A first estimate on Friday from the European Union’s statistics office showed consumer prices in the euro zone rose by 0.4 percent in October, in line with market expectations. A day earlier, German data showed inflation in Europe’s largest economy slowing in October to 0.7 percent, its lowest reading since May.
Nick Kounis, head of macro research at ABN AMRO, said a number of factors meant ECB action as early as next week was unlikely, but that he expected further measures by the first quarter of next year.
“We still think that the ECB is likely to further step up its monetary easing,” he said “If you get any kind of economic shock with inflation this low, there is a risk, albeit a small risk, of deflation.”

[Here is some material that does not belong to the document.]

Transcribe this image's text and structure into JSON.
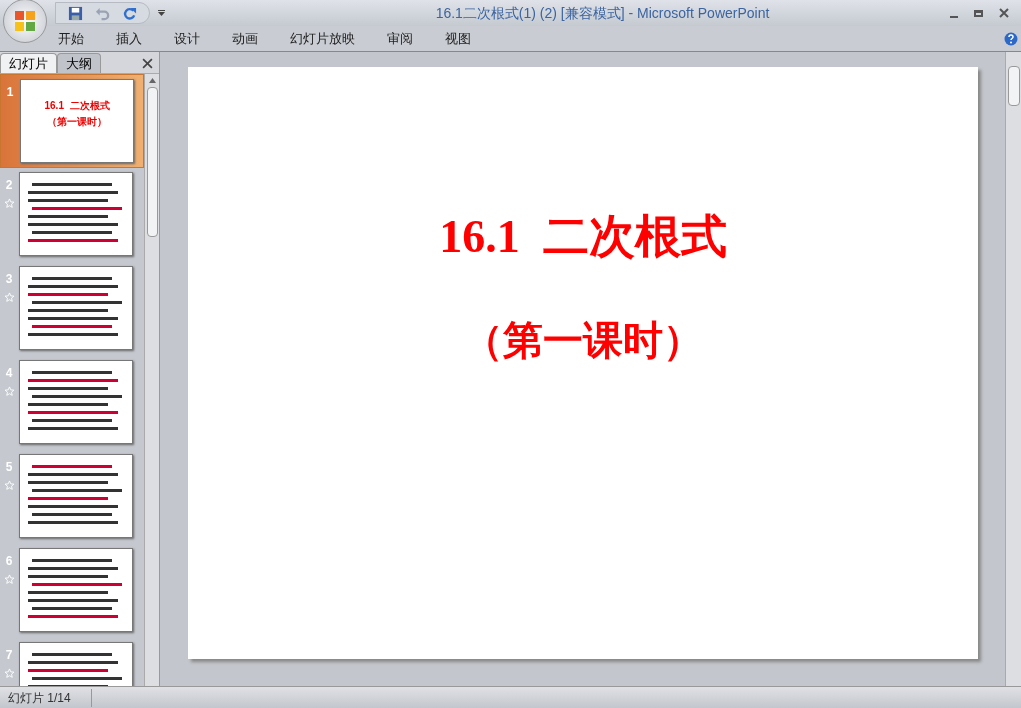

ECB policymakers still appear somewhat divided on the likelihood of deflation in the euro area.
The central bank’s chief economist Peter Praet told Belgian media earlier this week that the possibility was limited, but Governing Council Member Ignazio Visco said on Friday that policymakers needed to remain cautious.
“We are not in deflation but we cannot ignore the concrete risk of it,” the Italian said in a speech to a conference in Rome shortly after Eurostat published its data.
The statistics office said prices rose fastest for services, up 1.2 percent, followed by a 0.5 percent increase in food, alcohol and tobacco costs.
Unprocessed food prices fell 0.1 percent year-on-year in October while energy was 1.8 percent cheaper, a slowdown in the rate of decline from September when prices for these goods dropped 0.9 and 2.3 percent respectively.
Excluding unprocessed food and energy, prices rose 0.8 percent in October, a stable rate from September. This number is referred to as core inflation by the European Central Bank.